Graus históricos e religiosos – O Capítulo Rosa-Cruz
O Capítulo Rosa-Cruz é constituído por quatro Graus:
- Grau 15 – “Cavaleiro do Oriente, da Espada ou da Águia”
- Grau 16 – “Príncipe de Jerusalém”
- Grau 17 – “Cavaleiro do Oriente e do Ocidente”
- Grau 18 – “Cavaleiro Rosa-Cruz ou Cavaleiro da Águia e do Pelicano”
Considerado umas das Iniciação mais bonitas e significativas da Maçonaria, pós simbólica; aquele que já teve a honra, a oportunidade e o merecimento de passar pela Iniciação do Grau 18, sabe o quão importante e único é aquele momento muito especial.
É uma Cruzada, contra a Ignorância, a Intolerância, o Fanatismo, a Superstição, a falta de Caridade e o Erro.

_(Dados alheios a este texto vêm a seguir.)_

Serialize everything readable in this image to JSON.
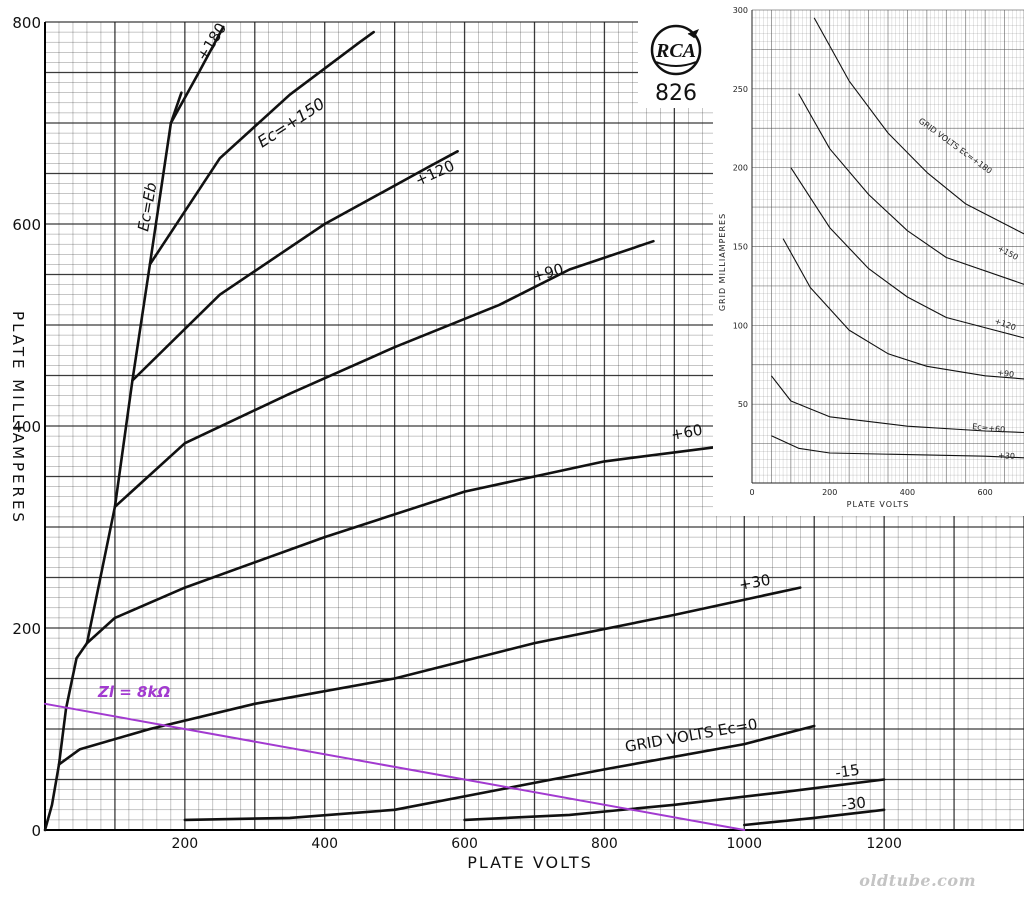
{
  "chart_data": [
    {
      "type": "line",
      "title": "",
      "xlabel": "PLATE VOLTS",
      "ylabel": "PLATE MILLIAMPERES",
      "xlim": [
        0,
        1400
      ],
      "ylim": [
        0,
        800
      ],
      "x_ticks": [
        200,
        400,
        600,
        800,
        1000,
        1200
      ],
      "y_ticks": [
        0,
        200,
        400,
        600,
        800
      ],
      "grid": true,
      "series": [
        {
          "name": "Ec=Eb",
          "points": [
            [
              0,
              0
            ],
            [
              10,
              25
            ],
            [
              20,
              65
            ],
            [
              30,
              120
            ],
            [
              45,
              170
            ],
            [
              60,
              185
            ],
            [
              100,
              320
            ],
            [
              125,
              445
            ],
            [
              150,
              560
            ],
            [
              180,
              700
            ],
            [
              195,
              730
            ]
          ]
        },
        {
          "name": "+180",
          "points": [
            [
              180,
              700
            ],
            [
              220,
              750
            ],
            [
              255,
              795
            ]
          ]
        },
        {
          "name": "+150",
          "points": [
            [
              150,
              560
            ],
            [
              250,
              665
            ],
            [
              350,
              728
            ],
            [
              450,
              780
            ],
            [
              470,
              790
            ]
          ]
        },
        {
          "name": "+120",
          "points": [
            [
              125,
              445
            ],
            [
              250,
              530
            ],
            [
              400,
              600
            ],
            [
              550,
              657
            ],
            [
              590,
              672
            ]
          ]
        },
        {
          "name": "+90",
          "points": [
            [
              100,
              320
            ],
            [
              200,
              383
            ],
            [
              350,
              432
            ],
            [
              500,
              478
            ],
            [
              650,
              520
            ],
            [
              750,
              555
            ],
            [
              870,
              583
            ]
          ]
        },
        {
          "name": "+60",
          "points": [
            [
              60,
              185
            ],
            [
              100,
              210
            ],
            [
              200,
              240
            ],
            [
              400,
              290
            ],
            [
              600,
              335
            ],
            [
              800,
              365
            ],
            [
              970,
              380
            ]
          ]
        },
        {
          "name": "+30",
          "points": [
            [
              20,
              65
            ],
            [
              50,
              80
            ],
            [
              150,
              100
            ],
            [
              300,
              125
            ],
            [
              500,
              150
            ],
            [
              700,
              185
            ],
            [
              900,
              213
            ],
            [
              1080,
              240
            ]
          ]
        },
        {
          "name": "GRID VOLTS EC=0",
          "points": [
            [
              200,
              10
            ],
            [
              350,
              12
            ],
            [
              500,
              20
            ],
            [
              650,
              40
            ],
            [
              800,
              60
            ],
            [
              1000,
              85
            ],
            [
              1100,
              103
            ]
          ]
        },
        {
          "name": "-15",
          "points": [
            [
              600,
              10
            ],
            [
              750,
              15
            ],
            [
              900,
              25
            ],
            [
              1050,
              37
            ],
            [
              1200,
              50
            ]
          ]
        },
        {
          "name": "-30",
          "points": [
            [
              1000,
              5
            ],
            [
              1100,
              12
            ],
            [
              1200,
              20
            ]
          ]
        },
        {
          "name": "Zl = 8kΩ",
          "points": [
            [
              0,
              125
            ],
            [
              1000,
              0
            ]
          ]
        }
      ],
      "curve_labels": [
        "+180",
        "Ec=+150",
        "+120",
        "+90",
        "+60",
        "+30",
        "GRID VOLTS Ec=0",
        "-15",
        "-30",
        "Ec=Eb"
      ],
      "annotation": "Zl = 8kΩ",
      "load_line_color": "#a23ad0"
    },
    {
      "type": "line",
      "title": "",
      "xlabel": "PLATE VOLTS",
      "ylabel": "GRID MILLIAMPERES",
      "xlim": [
        0,
        700
      ],
      "ylim": [
        0,
        300
      ],
      "x_ticks": [
        0,
        200,
        400,
        600
      ],
      "y_ticks": [
        50,
        100,
        150,
        200,
        250,
        300
      ],
      "grid": true,
      "series": [
        {
          "name": "+180",
          "points": [
            [
              160,
              295
            ],
            [
              250,
              255
            ],
            [
              350,
              222
            ],
            [
              450,
              197
            ],
            [
              550,
              177
            ],
            [
              700,
              158
            ]
          ]
        },
        {
          "name": "+150",
          "points": [
            [
              120,
              247
            ],
            [
              200,
              212
            ],
            [
              300,
              183
            ],
            [
              400,
              160
            ],
            [
              500,
              143
            ],
            [
              700,
              126
            ]
          ]
        },
        {
          "name": "+120",
          "points": [
            [
              100,
              200
            ],
            [
              200,
              162
            ],
            [
              300,
              136
            ],
            [
              400,
              118
            ],
            [
              500,
              105
            ],
            [
              700,
              92
            ]
          ]
        },
        {
          "name": "+90",
          "points": [
            [
              80,
              155
            ],
            [
              150,
              124
            ],
            [
              250,
              97
            ],
            [
              350,
              82
            ],
            [
              450,
              74
            ],
            [
              600,
              68
            ],
            [
              700,
              66
            ]
          ]
        },
        {
          "name": "+60",
          "points": [
            [
              50,
              68
            ],
            [
              100,
              52
            ],
            [
              200,
              42
            ],
            [
              400,
              36
            ],
            [
              600,
              33
            ],
            [
              700,
              32
            ]
          ]
        },
        {
          "name": "+30",
          "points": [
            [
              50,
              30
            ],
            [
              120,
              22
            ],
            [
              200,
              19
            ],
            [
              400,
              18
            ],
            [
              600,
              17
            ],
            [
              700,
              16
            ]
          ]
        }
      ],
      "curve_labels": [
        "GRID VOLTS Ec=+180",
        "+150",
        "+120",
        "+90",
        "Ec=+60",
        "+30"
      ]
    }
  ],
  "logo": {
    "brand": "RCA",
    "model": "826"
  },
  "watermark": "oldtube.com"
}
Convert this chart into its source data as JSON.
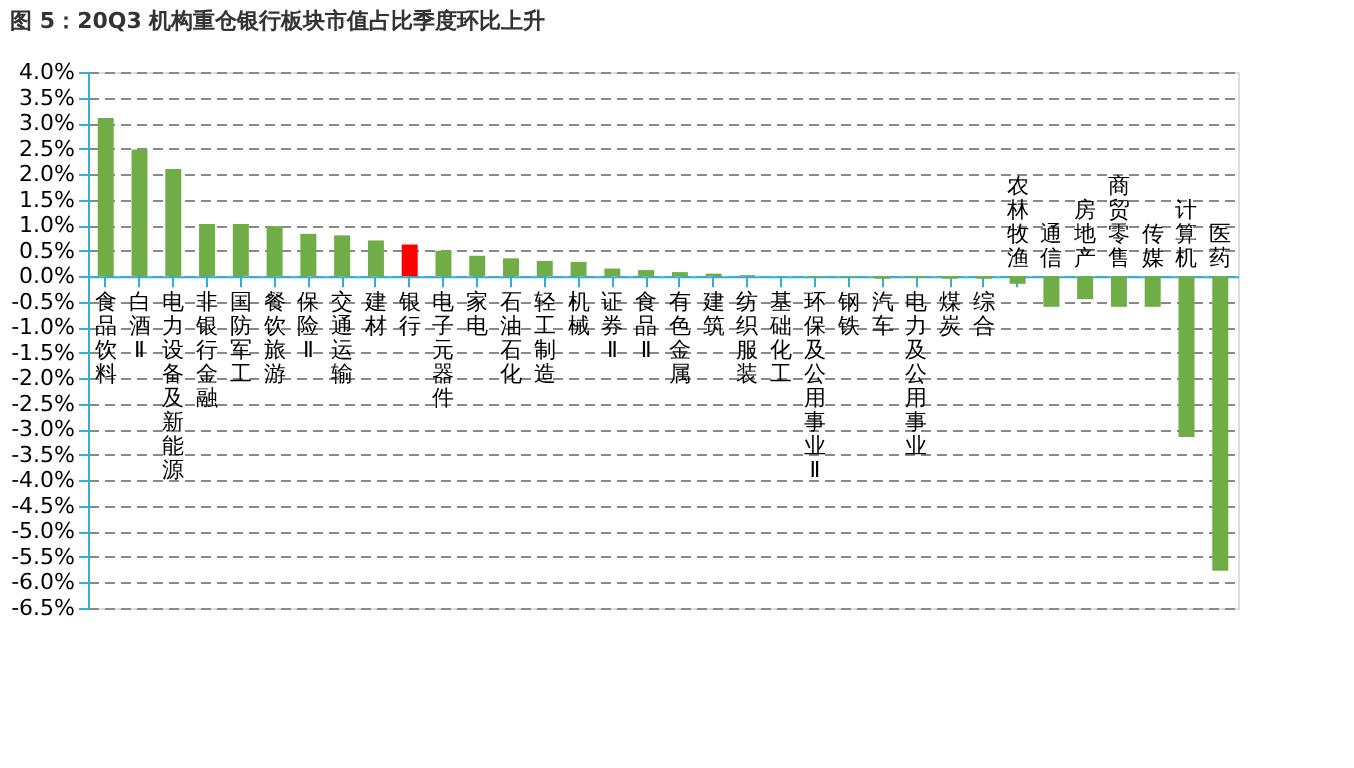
{
  "chart_data": {
    "type": "bar",
    "title": "图 5：20Q3 机构重仓银行板块市值占比季度环比上升",
    "categories": [
      "食品饮料",
      "白酒Ⅱ",
      "电力设备及新能源",
      "非银行金融",
      "国防军工",
      "餐饮旅游",
      "保险Ⅱ",
      "交通运输",
      "建材",
      "银行",
      "电子元器件",
      "家电",
      "石油石化",
      "轻工制造",
      "机械",
      "证券Ⅱ",
      "食品Ⅱ",
      "有色金属",
      "建筑",
      "纺织服装",
      "基础化工",
      "环保及公用事业Ⅱ",
      "钢铁",
      "汽车",
      "电力及公用事业",
      "煤炭",
      "综合",
      "农林牧渔",
      "通信",
      "房地产",
      "商贸零售",
      "传媒",
      "计算机",
      "医药"
    ],
    "values": [
      3.1,
      2.48,
      2.1,
      1.02,
      1.02,
      0.98,
      0.83,
      0.8,
      0.7,
      0.62,
      0.5,
      0.4,
      0.35,
      0.3,
      0.28,
      0.15,
      0.12,
      0.08,
      0.05,
      0.02,
      null,
      -0.02,
      -0.02,
      -0.05,
      -0.03,
      -0.05,
      -0.05,
      -0.15,
      -0.6,
      -0.45,
      -0.6,
      -0.6,
      -3.15,
      -5.77
    ],
    "colors": [
      "#70ad47",
      "#70ad47",
      "#70ad47",
      "#70ad47",
      "#70ad47",
      "#70ad47",
      "#70ad47",
      "#70ad47",
      "#70ad47",
      "#ff0000",
      "#70ad47",
      "#70ad47",
      "#70ad47",
      "#70ad47",
      "#70ad47",
      "#70ad47",
      "#70ad47",
      "#70ad47",
      "#70ad47",
      "#70ad47",
      "#70ad47",
      "#70ad47",
      "#70ad47",
      "#70ad47",
      "#70ad47",
      "#70ad47",
      "#70ad47",
      "#70ad47",
      "#70ad47",
      "#70ad47",
      "#70ad47",
      "#70ad47",
      "#70ad47",
      "#70ad47"
    ],
    "ylim": [
      -6.5,
      4.0
    ],
    "yticks": [
      {
        "value": -6.5,
        "label": "-6.5%"
      },
      {
        "value": -6.0,
        "label": "-6.0%"
      },
      {
        "value": -5.5,
        "label": "-5.5%"
      },
      {
        "value": -5.0,
        "label": "-5.0%"
      },
      {
        "value": -4.5,
        "label": "-4.5%"
      },
      {
        "value": -4.0,
        "label": "-4.0%"
      },
      {
        "value": -3.5,
        "label": "-3.5%"
      },
      {
        "value": -3.0,
        "label": "-3.0%"
      },
      {
        "value": -2.5,
        "label": "-2.5%"
      },
      {
        "value": -2.0,
        "label": "-2.0%"
      },
      {
        "value": -1.5,
        "label": "-1.5%"
      },
      {
        "value": -1.0,
        "label": "-1.0%"
      },
      {
        "value": -0.5,
        "label": "-0.5%"
      },
      {
        "value": 0.0,
        "label": "0.0%"
      },
      {
        "value": 0.5,
        "label": "0.5%"
      },
      {
        "value": 1.0,
        "label": "1.0%"
      },
      {
        "value": 1.5,
        "label": "1.5%"
      },
      {
        "value": 2.0,
        "label": "2.0%"
      },
      {
        "value": 2.5,
        "label": "2.5%"
      },
      {
        "value": 3.0,
        "label": "3.0%"
      },
      {
        "value": 3.5,
        "label": "3.5%"
      },
      {
        "value": 4.0,
        "label": "4.0%"
      }
    ],
    "grid": "y"
  }
}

Participar destes graus considerados históricos, entronizando-os no coração, é vivenciar a obrigação do exercício da Virtude, levando a todos a ESPERANÇA, a HARMONIA, o AMOR, e CARIDADE !
É expandir a fraternidade para os não iniciados, socorrer a todos na medida da nossa condição económica. Lembrando que ninguém é tão pobre, que não possa levar o conforto de um ombro amigo.
Ser um Cavaleiro Rosa-Cruz é trabalhar pela união dos Irmãos (independente de graus); é armar-se de espada para combater a maledicência, a calúnia, a vaidade e a inveja.
Uma das mais belas características de “SER” Cavaleiro Rosa-Cruz, é a devoção à Pátria.
O Capítulo Rosa-Cruz, é a grande família. A ritualística ensina que os Obreiros devem permanecer sempre unidos; e, quando da passagem de Irmão ao “Oriente Eterno”, é responsável pela realização da especial e respeitosa sessão fúnebre.
Cabe ao Cavaleiro Rosa-Cruz manter a união de todos os Obreiros promovendo a alegria. De todas as cerimónias ligadas ao Capítulo Rosa-Cruz, nenhuma supera a “Cerimónia de Endoenças”, que acontece somente uma vez ao ano, na Quinta-feira Santa. Neste dia, todos os Cavaleiros Rosa-Cruz devem comparecer, e os impossibilitados, unir-se-ão aos demais, em espírito de confraternização.
Espera-se com este pequeno texto despertar no Irmão, a vontade de conhecer os graus posteriores ao de Mestre Maçom.
Possuir os 33 graus do REAA, traz como “vantagem” principal a possibilidade de, em se conhecendo cada filosofia aplicada a cada grau, escolher um, como directriz para o seu método de vida. O Maçom que “É” por inteiro, um Cavaleiro Rosa-Cruz, ou Cavaleiro da Águia e do Pelicano, é uma excelente “Pedra Cúbica”, aderindo-se perfeitamente ao tecido social da Ordem.
Uma curiosidade: O Pelicano quando não encontra alimento para levar para a sua prole, voa para o ninho, e com o próprio bico dilacera o peito, permitindo que os filhotes encontrem na sua carne, o alimento que os manterá vivos até o próximo nascer do sol.